AMC, which got pushed as high as $230, is currently trading at under $3.
With Trump Media, there has been more interest in betting against the stock than the market can reasonably handle. Although it was expensive at the end of March to borrow shares, at 150 percent, annual financing costs increased to as much as 900 percent by early April but quickly went down to over 300 percent, according to data from S3 partners reported by CNBC and Reuters.
Given the high borrowing costs, it would be all but impossible now to make money shorting the stock, said Matthew Tuttle, CEO of Tuttle Capital Management, an ETF shop.
He's personally interested in buying the stock on dips and would buy puts on it as well, though he would not “bet against Donald Trump,” Tuttle said. But he isn’t shy about shorting companies based on ESG policies – one ETF his firm is preparing intends to use at least 80 percent of its net assets to short companies that incorporate environmental, social or governance considerations in their operations.
Even so, “there are certain companies that are able to make use of their ideology,” Tuttle said. “On the other side, I don’t think being liberal hurts Ben & Jerry’s.”
That doesn’t mean that Trump Media is a good stock to buy, he said.
“I would not invest in it from a buy-and-hold standpoint, because looking at the financial metrics today, it looks like a pretty crappy company,” Tuttle said. “Before Elon Musk took over X, you could make an argument for a great use case for Truth Social.”
As of February, Truth Social had just under 500,000 active monthly users, according to data from Similarweb reported by CNN. Trump Media doesn't publicly report its user numbers. Still, its users are estimated to be a very small fraction of the user bases of other social media companies. X, formerly Twitter, reports having more than 500 million active monthly users.
“It’s an abnormally dangerous stock because there is no real basis underlying it. When you look at other so-called meme stocks that have been put as expensive or gimmicky … they still had something of an underlying business,” Rekenthaler said. “There’s a lot of room to fall if it were to be priced like other companies. There is a massive amount of value in the stock that is based on the Trump brand… without the size of the business.”

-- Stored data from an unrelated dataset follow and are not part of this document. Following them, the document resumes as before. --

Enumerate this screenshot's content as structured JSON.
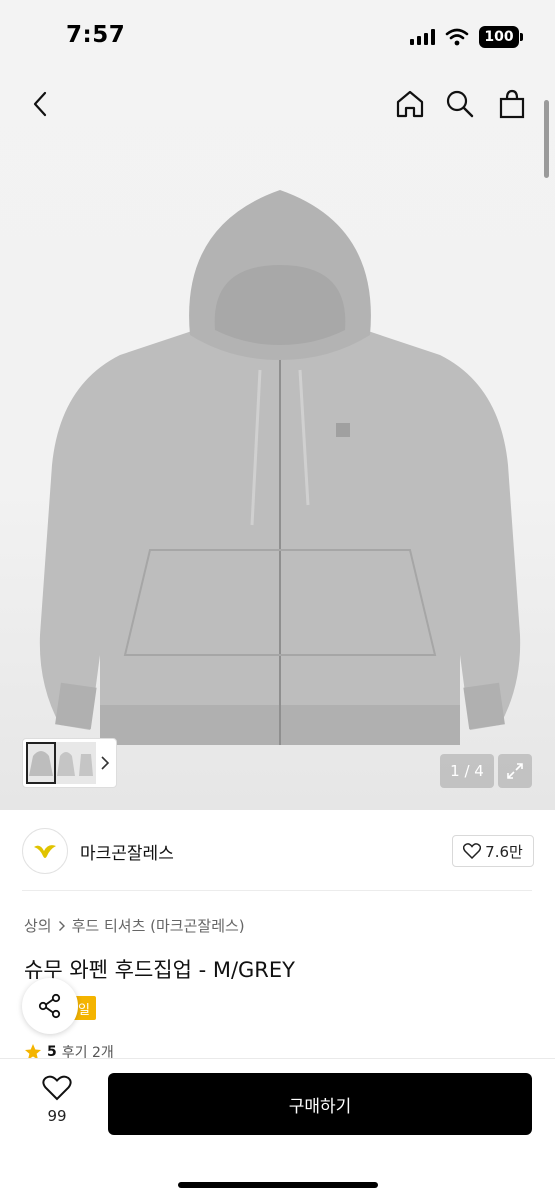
{
  "status_bar": {
    "time": "7:57",
    "battery": "100"
  },
  "nav": {
    "back": "back-icon",
    "home": "home-icon",
    "search": "search-icon",
    "bag": "shopping-bag-icon"
  },
  "gallery": {
    "counter": "1 / 4"
  },
  "store": {
    "name": "마크곤잘레스",
    "likes": "7.6만"
  },
  "breadcrumb": {
    "category": "상의",
    "subcategory": "후드 티셔츠 (마크곤잘레스)"
  },
  "product": {
    "title": "슈무 와펜 후드집업 - M/GREY",
    "badge": "일"
  },
  "rating": {
    "score": "5",
    "reviews": "후기 2개"
  },
  "bottom": {
    "wish_count": "99",
    "buy_label": "구매하기"
  },
  "colors": {
    "accent": "#f4b400",
    "buy": "#000000",
    "hoodie": "#bcbcbc"
  }
}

Although Tuttle doesn’t encourage trading the stock, “there is a whole group of retail guys who grew up in the AMC and GameStop [era]… and they know how to handle stuff like this,” he said. “It’s a meme stock, but it’s even meme-ier than those other meme stocks because it’s got Donald Trump in it. You’ve got an extremely loyal fan base that doesn’t know what it’s doing.”
What could affect the stock price going forward, perhaps more than anything, is how well Trump does in the polls, Rekenthaler said. Trump Media might only have value after November if he wins the election, he noted.
“This stock I don’t think would survive him not surviving the election,” he said. With the civil and criminal cases facing the former president, “how the trials go will push the stock up or down depending on what the news is.”
But there will be a big test before the election, as insiders, including Trump, see the end of the six-month lockup on holding their shares.
“That will put pressure on the stock," Rekenthaler said. "There will be insider selling – there’s no question about it.”
Something for retail traders to consider is whether Trump will be showing "diamond hands," given the proportion of his net worth that is in the company, as well as the need he might have for cash.
Even as shareholders reacted to the announcement by the company this week that insiders could sell shares, that part was already disclosed long ago, Rekenthaler said.
“The warrants have been out there for two years,” he said. “It feels like a lot of people own this stock but don’t fully understand it… Everything about this stock is strange."